L'État de droit est celui dans lequel les mandataires politiques sont en démocratie : les élus sont tenus par le droit qui a été édicté. La théorie de la séparation des pouvoirs de Montesquieu, sur laquelle se fondent la majorité des États occidentaux modernes, affirme la distinction des trois pouvoirs (exécutif, législatif et judiciaire) et leur limitation mutuelle. Par exemple, dans une démocratie parlementaire, le pouvoir législatif (le Parlement) limite le pouvoir de l'exécutif (le gouvernement) : celui-ci n'est donc pas libre d'agir à sa guise et doit constamment s'assurer de l'appui du Parlement, lequel est l'expression de la volonté de la population. De la même façon, le pouvoir judiciaire permet de faire contrepoids à certaines décisions gouvernementales (en particulier, au Canada, avec le pouvoir que la Charte canadienne des droits et libertés confère aux magistrats).

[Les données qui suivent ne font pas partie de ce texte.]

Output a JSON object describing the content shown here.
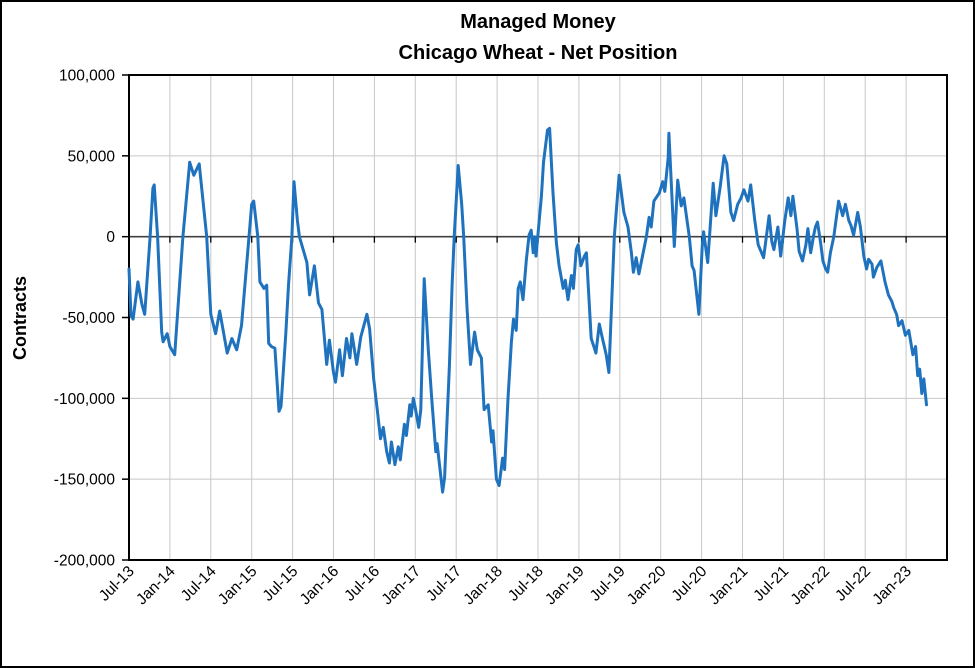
{
  "chart_data": {
    "type": "line",
    "title": "Managed Money",
    "subtitle": "Chicago Wheat - Net Position",
    "ylabel": "Contracts",
    "ylim": [
      -200000,
      100000
    ],
    "y_tick_step": 50000,
    "y_tick_labels": [
      "100,000",
      "50,000",
      "0",
      "-50,000",
      "-100,000",
      "-150,000",
      "-200,000"
    ],
    "grid": true,
    "legend": "none",
    "x_unit": "months_since_Jul-2013",
    "x_tick_interval_months": 6,
    "x_tick_labels": [
      "Jul-13",
      "Jan-14",
      "Jul-14",
      "Jan-15",
      "Jul-15",
      "Jan-16",
      "Jul-16",
      "Jan-17",
      "Jul-17",
      "Jan-18",
      "Jul-18",
      "Jan-19",
      "Jul-19",
      "Jan-20",
      "Jul-20",
      "Jan-21",
      "Jul-21",
      "Jan-22",
      "Jul-22",
      "Jan-23"
    ],
    "x_months_total": 120,
    "series": [
      {
        "color": "#1F72BE",
        "points": [
          [
            0,
            -20000
          ],
          [
            0.3,
            -49000
          ],
          [
            0.6,
            -51000
          ],
          [
            1.3,
            -28000
          ],
          [
            1.9,
            -42000
          ],
          [
            2.3,
            -48000
          ],
          [
            3.1,
            0
          ],
          [
            3.5,
            30000
          ],
          [
            3.7,
            32000
          ],
          [
            4.2,
            0
          ],
          [
            4.8,
            -59000
          ],
          [
            5,
            -65000
          ],
          [
            5.6,
            -60000
          ],
          [
            6,
            -68000
          ],
          [
            6.7,
            -73000
          ],
          [
            7.9,
            0
          ],
          [
            8.9,
            46000
          ],
          [
            9.5,
            38000
          ],
          [
            10.3,
            45000
          ],
          [
            11.4,
            0
          ],
          [
            12,
            -48000
          ],
          [
            12.7,
            -60000
          ],
          [
            13.3,
            -46000
          ],
          [
            14.4,
            -72000
          ],
          [
            15.1,
            -63000
          ],
          [
            15.8,
            -70000
          ],
          [
            16.5,
            -55000
          ],
          [
            17.6,
            0
          ],
          [
            18,
            20000
          ],
          [
            18.3,
            22000
          ],
          [
            18.9,
            0
          ],
          [
            19.2,
            -28000
          ],
          [
            19.8,
            -32000
          ],
          [
            20.2,
            -30000
          ],
          [
            20.5,
            -66000
          ],
          [
            20.9,
            -68000
          ],
          [
            21.4,
            -69000
          ],
          [
            22,
            -108000
          ],
          [
            22.3,
            -105000
          ],
          [
            23,
            -60000
          ],
          [
            23.4,
            -30000
          ],
          [
            23.9,
            0
          ],
          [
            24.2,
            34000
          ],
          [
            24.7,
            10000
          ],
          [
            25,
            0
          ],
          [
            26.1,
            -16000
          ],
          [
            26.5,
            -36000
          ],
          [
            27.2,
            -18000
          ],
          [
            27.8,
            -41000
          ],
          [
            28.3,
            -45000
          ],
          [
            29,
            -79000
          ],
          [
            29.4,
            -64000
          ],
          [
            30,
            -84000
          ],
          [
            30.3,
            -90000
          ],
          [
            30.9,
            -70000
          ],
          [
            31.3,
            -86000
          ],
          [
            31.9,
            -63000
          ],
          [
            32.4,
            -75000
          ],
          [
            32.7,
            -60000
          ],
          [
            33.4,
            -79000
          ],
          [
            34,
            -62000
          ],
          [
            34.9,
            -48000
          ],
          [
            35.3,
            -57000
          ],
          [
            35.9,
            -88000
          ],
          [
            36.5,
            -110000
          ],
          [
            36.9,
            -125000
          ],
          [
            37.3,
            -118000
          ],
          [
            37.8,
            -133000
          ],
          [
            38.2,
            -140000
          ],
          [
            38.5,
            -127000
          ],
          [
            39,
            -141000
          ],
          [
            39.5,
            -130000
          ],
          [
            39.8,
            -138000
          ],
          [
            40.4,
            -116000
          ],
          [
            40.7,
            -123000
          ],
          [
            41.2,
            -104000
          ],
          [
            41.4,
            -111000
          ],
          [
            41.7,
            -100000
          ],
          [
            42,
            -106000
          ],
          [
            42.5,
            -118000
          ],
          [
            42.8,
            -107000
          ],
          [
            43.3,
            -26000
          ],
          [
            43.9,
            -70000
          ],
          [
            44.4,
            -100000
          ],
          [
            45,
            -133000
          ],
          [
            45.2,
            -128000
          ],
          [
            46,
            -158000
          ],
          [
            46.3,
            -149000
          ],
          [
            47,
            -80000
          ],
          [
            47.4,
            -30000
          ],
          [
            47.7,
            0
          ],
          [
            48.3,
            44000
          ],
          [
            48.8,
            20000
          ],
          [
            49.1,
            0
          ],
          [
            49.6,
            -45000
          ],
          [
            50.1,
            -79000
          ],
          [
            50.7,
            -59000
          ],
          [
            51.1,
            -70000
          ],
          [
            51.7,
            -75000
          ],
          [
            52.1,
            -107000
          ],
          [
            52.7,
            -104000
          ],
          [
            53.2,
            -127000
          ],
          [
            53.4,
            -120000
          ],
          [
            53.9,
            -150000
          ],
          [
            54.3,
            -154000
          ],
          [
            54.8,
            -137000
          ],
          [
            55.1,
            -144000
          ],
          [
            55.6,
            -100000
          ],
          [
            56.1,
            -65000
          ],
          [
            56.4,
            -51000
          ],
          [
            56.8,
            -58000
          ],
          [
            57.1,
            -32000
          ],
          [
            57.4,
            -28000
          ],
          [
            57.8,
            -39000
          ],
          [
            58.3,
            -14000
          ],
          [
            58.7,
            1000
          ],
          [
            59,
            4000
          ],
          [
            59.3,
            -10000
          ],
          [
            59.5,
            0
          ],
          [
            59.7,
            -12000
          ],
          [
            60.5,
            25000
          ],
          [
            60.8,
            46000
          ],
          [
            61.4,
            66000
          ],
          [
            61.7,
            67000
          ],
          [
            62.2,
            27000
          ],
          [
            62.7,
            -4000
          ],
          [
            63.1,
            -18000
          ],
          [
            63.7,
            -32000
          ],
          [
            64,
            -27000
          ],
          [
            64.4,
            -39000
          ],
          [
            64.9,
            -24000
          ],
          [
            65.2,
            -32000
          ],
          [
            65.6,
            -8000
          ],
          [
            65.9,
            -5000
          ],
          [
            66.3,
            -18000
          ],
          [
            66.8,
            -12000
          ],
          [
            67.1,
            -10000
          ],
          [
            67.8,
            -63000
          ],
          [
            68.2,
            -68000
          ],
          [
            68.5,
            -72000
          ],
          [
            69,
            -54000
          ],
          [
            69.4,
            -62000
          ],
          [
            70,
            -73000
          ],
          [
            70.4,
            -84000
          ],
          [
            71.2,
            0
          ],
          [
            71.9,
            38000
          ],
          [
            72.6,
            15000
          ],
          [
            73.2,
            6000
          ],
          [
            73.7,
            -10000
          ],
          [
            74,
            -22000
          ],
          [
            74.4,
            -13000
          ],
          [
            74.8,
            -23000
          ],
          [
            75.9,
            0
          ],
          [
            76.3,
            12000
          ],
          [
            76.6,
            6000
          ],
          [
            77,
            22000
          ],
          [
            77.8,
            27000
          ],
          [
            78.3,
            34000
          ],
          [
            78.6,
            28000
          ],
          [
            79.1,
            49000
          ],
          [
            79.2,
            64000
          ],
          [
            79.7,
            20000
          ],
          [
            80,
            -6000
          ],
          [
            80.5,
            35000
          ],
          [
            81,
            19000
          ],
          [
            81.4,
            24000
          ],
          [
            82.2,
            0
          ],
          [
            82.6,
            -18000
          ],
          [
            82.9,
            -21000
          ],
          [
            83.6,
            -48000
          ],
          [
            84.1,
            -5000
          ],
          [
            84.3,
            3000
          ],
          [
            84.9,
            -16000
          ],
          [
            85.7,
            33000
          ],
          [
            86.1,
            13000
          ],
          [
            86.7,
            30000
          ],
          [
            87.3,
            50000
          ],
          [
            87.7,
            45000
          ],
          [
            88.3,
            15000
          ],
          [
            88.7,
            10000
          ],
          [
            89.3,
            20000
          ],
          [
            89.8,
            24000
          ],
          [
            90.2,
            29000
          ],
          [
            90.8,
            22000
          ],
          [
            91.2,
            32000
          ],
          [
            91.8,
            10000
          ],
          [
            92.3,
            -5000
          ],
          [
            92.7,
            -9000
          ],
          [
            93.1,
            -13000
          ],
          [
            93.9,
            13000
          ],
          [
            94.3,
            -3000
          ],
          [
            94.6,
            -8000
          ],
          [
            95.2,
            6000
          ],
          [
            95.6,
            -12000
          ],
          [
            96.2,
            10000
          ],
          [
            96.7,
            24000
          ],
          [
            97.1,
            13000
          ],
          [
            97.4,
            25000
          ],
          [
            98,
            5000
          ],
          [
            98.3,
            -9000
          ],
          [
            98.8,
            -15000
          ],
          [
            99.3,
            -5000
          ],
          [
            99.6,
            5000
          ],
          [
            100,
            -10000
          ],
          [
            100.4,
            0
          ],
          [
            100.7,
            6000
          ],
          [
            101,
            9000
          ],
          [
            101.5,
            -5000
          ],
          [
            101.8,
            -15000
          ],
          [
            102.2,
            -20000
          ],
          [
            102.5,
            -22000
          ],
          [
            102.9,
            -10000
          ],
          [
            103.4,
            0
          ],
          [
            104.1,
            22000
          ],
          [
            104.7,
            13000
          ],
          [
            105.1,
            20000
          ],
          [
            105.6,
            10000
          ],
          [
            105.9,
            7000
          ],
          [
            106.3,
            1000
          ],
          [
            106.9,
            15000
          ],
          [
            107.3,
            6000
          ],
          [
            107.8,
            -12000
          ],
          [
            108.2,
            -20000
          ],
          [
            108.5,
            -14000
          ],
          [
            109,
            -17000
          ],
          [
            109.2,
            -25000
          ],
          [
            109.7,
            -19000
          ],
          [
            110.3,
            -15000
          ],
          [
            110.9,
            -28000
          ],
          [
            111.4,
            -36000
          ],
          [
            111.9,
            -40000
          ],
          [
            112.2,
            -44000
          ],
          [
            112.6,
            -48000
          ],
          [
            112.9,
            -55000
          ],
          [
            113.4,
            -52000
          ],
          [
            113.9,
            -61000
          ],
          [
            114.4,
            -58000
          ],
          [
            115,
            -73000
          ],
          [
            115.4,
            -68000
          ],
          [
            115.7,
            -86000
          ],
          [
            116,
            -82000
          ],
          [
            116.3,
            -97000
          ],
          [
            116.6,
            -88000
          ],
          [
            117,
            -104000
          ]
        ]
      }
    ]
  },
  "colors": {
    "line": "#1F72BE",
    "gridline": "#C8C8C8",
    "zero_line": "#404040",
    "axis": "#000000",
    "background": "#FFFFFF"
  }
}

L'État de droit s'oppose donc aux monarchies absolues de droit divin et aux dictatures, dans lesquelles l'autorité agit souvent au mépris des droits fondamentaux. L'État de droit n'exige pas que tout le droit soit écrit. La Constitution de la Grande-Bretagne, par exemple, est fondée uniquement sur la coutume : elle ne possède pas de disposition écrite. Dans un tel système de droit, les mandataires politiques doivent respecter le droit coutumier avec la même considération des droits fondamentaux que dans un système de droit écrit.

L'État de droit est devenu un thème politique puisqu'il est aujourd'hui considéré comme la principale caractéristique des régimes démocratiques. Cependant, le degré de respect de l'État de droit n'est pas nécessairement lié au degré de démocratie d'un régime.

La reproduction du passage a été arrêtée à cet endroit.